In something of a twilight zone, whether you choose to place the dancers on a local footy oval at the end of night-time practice or within the confines of a cave illuminated by fireflies resting upon stalactites is up to you. It, like Cacti, remains unfixed to a singular meaning. Where Cacti gave us the juxtaposition of known forms to celebrate the absurd, Lux Tenebris straddles the meeting point between urban civilization and nature. This sense of a painterly tableau that takes place on the cusp of suburbia and wilderness is enhanced by the stage and lighting design of Benjamin Cisterne. To this, Nick Wales’ score layers “elements … of Pluto’s atmosphere, Monks in Seoul, the sound of beehives, archaic Ethiopian religious processions …. infer[red with] the sound of underground electronica.”[iii]

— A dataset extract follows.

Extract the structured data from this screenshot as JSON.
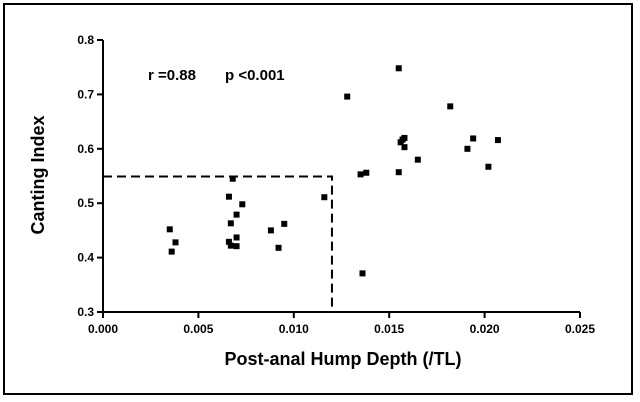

With their forms illuminated chiefly from varied points above, the dancers are in compositional contrast to the dark ground, a perfect study in chiaroscuro modelling. They fade in and out of the boundaries created by the light (or darkness, your standing dependant). What you see, of course, depends upon where you look, and with so much happening, parts will be missed, just as edges dissolve into darkness. The pas de deux by Yap and Todd Sutherland embodies all the drama of Caravaggio’s tenebrism, where dark shadows obscure what light reveals. Together, Yap and Sutherland magnify the gritty natural. As Sutherland appears to raise Yap high in the air, his hands either side of her face, it is only when you look closely that you realise that in order to achieve this fantastical feat not on canvas, but on stage, with all the weight of the body responding to gravity, that Yap is holding herself in this position. With a firm grip on his forearms, she is pushing herself upward, while her legs move from a straight line, to full forward extension, and finally an embrace that seems to read downward. To go down, go up, springs to mind, as I marvel at their prowess, thankful for the shadows. And when later repeated, my eyes, my head, are once more fooled.
Relentless and inky, the darkness gnaws away at the clarity, and my eyes strain to adjust before making new lines and filling in the gaps. Deprived of one of the senses we most rely upon, particularly where dance is concerned, that of sight, new pathways are forged. Sound reverberates through my chest as I navigate my way through the visceral twists and turns. Exploring the unknown, bodies fall into shapes. Juliette Barton becomes a Lois Greenfield photograph, momentarily suspended in the air.
Like all art, once it leaves the studio, it is open to interpretation. Visual guides can be put in place, a course mapped out, but how you feel about what you see is entirely up to you. This is the beauty of art and subjectivity. You do not need to be told how you should respond to a piece for there are no wrong or right answers here. A cactus can be just a cactus. A cactus can be a metaphor. A metaphor spotlit by a single flame. A single flame flickering in a primal, high speed, subterranean world .… “careful now,” whispers Flora Poste.
[i] Stella Gibbons referenced Robert Macfarlane, 'Landscapes of the Mind: Something Wicked in the Woodshed,' The Economist, September/October 2015.
[ii] Alexander Ekman quoted by Valerie Lawson, 'Interview: Alexander Ekman, Director/Choreographer, on Cacti and other things,' DanceTabs, 17th February, 2016.
[iii] Nick Wales, Composer’s Note, Lux Tenebris, CounterMove programme, Sydney Dance Company, 2016, p. 16.